I am an applied statistician and Postdoctoral Research Fellow with Prof. Katherine Lee in the Clinical Epidemiology and Biostatistics Unit at the Murdoch Children's Research Institute in Melbourne, Australia. (This is a personal website.)
Research
I want to help biomedical scientists generate clear, decision-relevant evidence from their experiments. I am interested in both clinical trials and laboratory experiments, and in all stages of the process: from planning and design, through modelling and data analysis, to communicating and interpreting results.
Currently I am helping design an adaptive platform trial in pediatric sepsis.
Some other projects:
- A parsimonious model for credibly estimating varying treatment effects in clinical trials (Chapter 3 of my thesis).

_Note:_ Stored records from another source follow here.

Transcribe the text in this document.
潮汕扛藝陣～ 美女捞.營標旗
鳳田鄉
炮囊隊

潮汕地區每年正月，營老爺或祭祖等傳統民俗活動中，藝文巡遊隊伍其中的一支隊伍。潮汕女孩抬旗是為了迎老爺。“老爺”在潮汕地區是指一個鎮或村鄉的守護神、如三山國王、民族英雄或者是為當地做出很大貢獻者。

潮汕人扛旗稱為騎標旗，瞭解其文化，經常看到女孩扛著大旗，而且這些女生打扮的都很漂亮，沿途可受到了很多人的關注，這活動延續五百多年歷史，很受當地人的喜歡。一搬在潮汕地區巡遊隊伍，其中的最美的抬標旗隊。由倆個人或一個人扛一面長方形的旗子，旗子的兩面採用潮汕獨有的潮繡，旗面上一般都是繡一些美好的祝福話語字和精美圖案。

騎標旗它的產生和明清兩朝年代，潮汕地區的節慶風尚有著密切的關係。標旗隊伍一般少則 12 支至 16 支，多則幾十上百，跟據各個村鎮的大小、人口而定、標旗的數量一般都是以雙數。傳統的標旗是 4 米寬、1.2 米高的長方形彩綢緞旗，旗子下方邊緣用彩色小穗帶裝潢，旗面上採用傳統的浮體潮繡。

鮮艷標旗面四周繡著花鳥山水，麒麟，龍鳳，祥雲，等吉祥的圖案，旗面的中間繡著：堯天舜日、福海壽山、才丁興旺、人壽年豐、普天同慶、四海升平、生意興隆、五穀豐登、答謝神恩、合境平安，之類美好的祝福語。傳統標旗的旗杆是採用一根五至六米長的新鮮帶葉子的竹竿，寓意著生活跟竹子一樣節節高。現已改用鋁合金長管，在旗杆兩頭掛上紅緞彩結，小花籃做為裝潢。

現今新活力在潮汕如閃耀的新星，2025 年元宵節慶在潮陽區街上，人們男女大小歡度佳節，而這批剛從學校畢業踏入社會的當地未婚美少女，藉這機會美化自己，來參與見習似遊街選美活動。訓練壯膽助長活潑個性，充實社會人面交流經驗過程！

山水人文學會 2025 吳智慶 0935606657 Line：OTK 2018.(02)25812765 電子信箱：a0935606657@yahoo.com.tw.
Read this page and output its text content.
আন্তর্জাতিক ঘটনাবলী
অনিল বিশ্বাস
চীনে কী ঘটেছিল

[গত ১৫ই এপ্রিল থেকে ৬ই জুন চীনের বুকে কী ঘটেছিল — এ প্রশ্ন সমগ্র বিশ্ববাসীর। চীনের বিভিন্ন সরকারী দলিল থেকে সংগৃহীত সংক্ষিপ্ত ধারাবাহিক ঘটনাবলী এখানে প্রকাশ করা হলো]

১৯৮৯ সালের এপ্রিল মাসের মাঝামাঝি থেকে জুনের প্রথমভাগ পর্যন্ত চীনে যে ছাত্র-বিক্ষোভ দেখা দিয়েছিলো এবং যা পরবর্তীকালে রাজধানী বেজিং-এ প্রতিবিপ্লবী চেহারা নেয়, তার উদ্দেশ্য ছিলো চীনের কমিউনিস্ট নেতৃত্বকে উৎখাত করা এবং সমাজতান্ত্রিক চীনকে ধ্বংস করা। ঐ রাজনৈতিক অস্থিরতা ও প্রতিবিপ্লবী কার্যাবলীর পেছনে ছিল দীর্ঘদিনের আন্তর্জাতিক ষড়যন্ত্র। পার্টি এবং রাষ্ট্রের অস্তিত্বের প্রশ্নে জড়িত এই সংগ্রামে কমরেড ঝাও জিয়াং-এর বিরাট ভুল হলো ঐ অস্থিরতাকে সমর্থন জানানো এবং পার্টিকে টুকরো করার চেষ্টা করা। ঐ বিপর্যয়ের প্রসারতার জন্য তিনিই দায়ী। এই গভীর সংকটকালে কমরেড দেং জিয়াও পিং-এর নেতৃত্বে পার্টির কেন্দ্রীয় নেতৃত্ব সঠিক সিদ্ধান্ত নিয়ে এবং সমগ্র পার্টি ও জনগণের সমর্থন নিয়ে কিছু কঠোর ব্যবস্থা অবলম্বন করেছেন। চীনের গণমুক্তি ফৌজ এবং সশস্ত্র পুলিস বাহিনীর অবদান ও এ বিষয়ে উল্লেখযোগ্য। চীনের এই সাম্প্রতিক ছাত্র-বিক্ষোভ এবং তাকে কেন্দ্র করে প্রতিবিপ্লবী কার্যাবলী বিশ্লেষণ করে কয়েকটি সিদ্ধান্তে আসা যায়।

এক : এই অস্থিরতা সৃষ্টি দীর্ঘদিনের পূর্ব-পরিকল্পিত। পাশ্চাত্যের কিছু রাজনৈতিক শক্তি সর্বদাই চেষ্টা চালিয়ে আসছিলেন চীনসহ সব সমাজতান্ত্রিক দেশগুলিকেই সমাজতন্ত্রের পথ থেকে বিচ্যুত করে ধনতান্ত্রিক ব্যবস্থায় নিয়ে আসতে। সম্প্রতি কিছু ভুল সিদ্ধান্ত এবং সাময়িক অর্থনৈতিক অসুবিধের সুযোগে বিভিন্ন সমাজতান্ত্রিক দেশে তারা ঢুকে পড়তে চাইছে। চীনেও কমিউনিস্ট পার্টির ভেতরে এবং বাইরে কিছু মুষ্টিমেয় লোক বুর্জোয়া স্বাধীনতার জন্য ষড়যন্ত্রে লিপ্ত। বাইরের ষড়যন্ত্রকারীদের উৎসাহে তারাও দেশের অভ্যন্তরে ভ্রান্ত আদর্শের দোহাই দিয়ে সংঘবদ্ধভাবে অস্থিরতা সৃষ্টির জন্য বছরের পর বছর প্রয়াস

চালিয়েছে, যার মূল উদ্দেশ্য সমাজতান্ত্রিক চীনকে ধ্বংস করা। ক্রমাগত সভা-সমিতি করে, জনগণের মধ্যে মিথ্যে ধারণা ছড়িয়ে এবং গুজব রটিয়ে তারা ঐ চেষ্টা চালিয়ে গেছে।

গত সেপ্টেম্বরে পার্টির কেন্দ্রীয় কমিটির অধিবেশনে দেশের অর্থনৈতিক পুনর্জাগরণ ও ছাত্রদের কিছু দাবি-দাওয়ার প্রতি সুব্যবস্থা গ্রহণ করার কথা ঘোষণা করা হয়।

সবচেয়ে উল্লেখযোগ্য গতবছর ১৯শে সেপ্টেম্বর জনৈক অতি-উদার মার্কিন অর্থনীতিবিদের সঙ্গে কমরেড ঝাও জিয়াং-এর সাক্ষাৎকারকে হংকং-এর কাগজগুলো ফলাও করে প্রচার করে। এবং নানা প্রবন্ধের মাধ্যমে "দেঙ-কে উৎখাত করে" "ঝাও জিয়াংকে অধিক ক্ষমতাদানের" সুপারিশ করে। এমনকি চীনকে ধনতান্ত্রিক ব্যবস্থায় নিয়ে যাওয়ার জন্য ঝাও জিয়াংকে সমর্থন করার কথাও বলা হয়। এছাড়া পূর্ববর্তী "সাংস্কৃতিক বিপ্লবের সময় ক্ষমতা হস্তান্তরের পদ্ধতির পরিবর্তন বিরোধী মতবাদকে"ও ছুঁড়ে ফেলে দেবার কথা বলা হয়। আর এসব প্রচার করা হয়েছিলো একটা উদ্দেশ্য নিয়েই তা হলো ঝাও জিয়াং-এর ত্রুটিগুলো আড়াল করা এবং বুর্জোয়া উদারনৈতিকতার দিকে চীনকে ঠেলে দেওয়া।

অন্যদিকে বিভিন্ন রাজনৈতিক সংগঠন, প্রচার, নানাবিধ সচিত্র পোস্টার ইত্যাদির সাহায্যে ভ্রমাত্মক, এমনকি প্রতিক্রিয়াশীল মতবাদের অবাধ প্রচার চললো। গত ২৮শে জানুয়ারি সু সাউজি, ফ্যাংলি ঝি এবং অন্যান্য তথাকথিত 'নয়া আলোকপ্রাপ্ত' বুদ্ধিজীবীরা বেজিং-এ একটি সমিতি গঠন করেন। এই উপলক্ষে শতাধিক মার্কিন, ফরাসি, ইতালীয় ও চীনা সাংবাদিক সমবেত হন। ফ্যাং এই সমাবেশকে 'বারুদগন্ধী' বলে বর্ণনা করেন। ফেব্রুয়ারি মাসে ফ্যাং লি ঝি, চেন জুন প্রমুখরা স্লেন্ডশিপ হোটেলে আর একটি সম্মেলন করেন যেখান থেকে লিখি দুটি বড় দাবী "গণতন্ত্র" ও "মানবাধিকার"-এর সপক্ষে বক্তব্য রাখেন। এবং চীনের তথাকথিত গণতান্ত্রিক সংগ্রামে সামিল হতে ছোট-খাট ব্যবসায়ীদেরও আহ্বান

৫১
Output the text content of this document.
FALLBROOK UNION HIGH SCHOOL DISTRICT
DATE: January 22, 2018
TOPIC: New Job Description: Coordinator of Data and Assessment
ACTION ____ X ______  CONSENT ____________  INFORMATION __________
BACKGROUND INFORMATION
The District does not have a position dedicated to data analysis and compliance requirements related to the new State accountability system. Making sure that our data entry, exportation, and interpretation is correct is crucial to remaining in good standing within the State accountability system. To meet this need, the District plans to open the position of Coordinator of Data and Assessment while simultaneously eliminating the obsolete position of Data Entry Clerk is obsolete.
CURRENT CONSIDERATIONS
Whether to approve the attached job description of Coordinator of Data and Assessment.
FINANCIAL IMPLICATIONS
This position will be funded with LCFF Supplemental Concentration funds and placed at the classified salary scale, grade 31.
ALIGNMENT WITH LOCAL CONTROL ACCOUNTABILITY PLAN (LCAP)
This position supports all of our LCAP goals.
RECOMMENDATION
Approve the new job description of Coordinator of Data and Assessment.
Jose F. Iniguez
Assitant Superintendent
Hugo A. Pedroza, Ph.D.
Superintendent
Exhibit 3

- Simple rank-based statistics for understanding the “overlap” among related conditions based on genomic data (R package, Chapter 2 of my thesis).
- Pooled re-analyses of data from clinical trials of drugs repurposed for COVID-19 (hydroxychloroquine, losartan).
- Reproducible research and computational workflows using Nix.
Background
I completed my PhD in the Department of Biostatistics at the Johns Hopkins Bloomberg School of Public Health, advised by Prof. Kasper Hansen and Prof. Elizabeth Stuart.
Before this I worked in the laboratory of Dr. Tony Papenfuss (primarily in cancer genomics), and completed undergraduate and masters degrees at the University of Melbourne.
Other Interests
Spending time with my family, philosophy and theology, and classic movies. I attend St. James' Old Cathedral.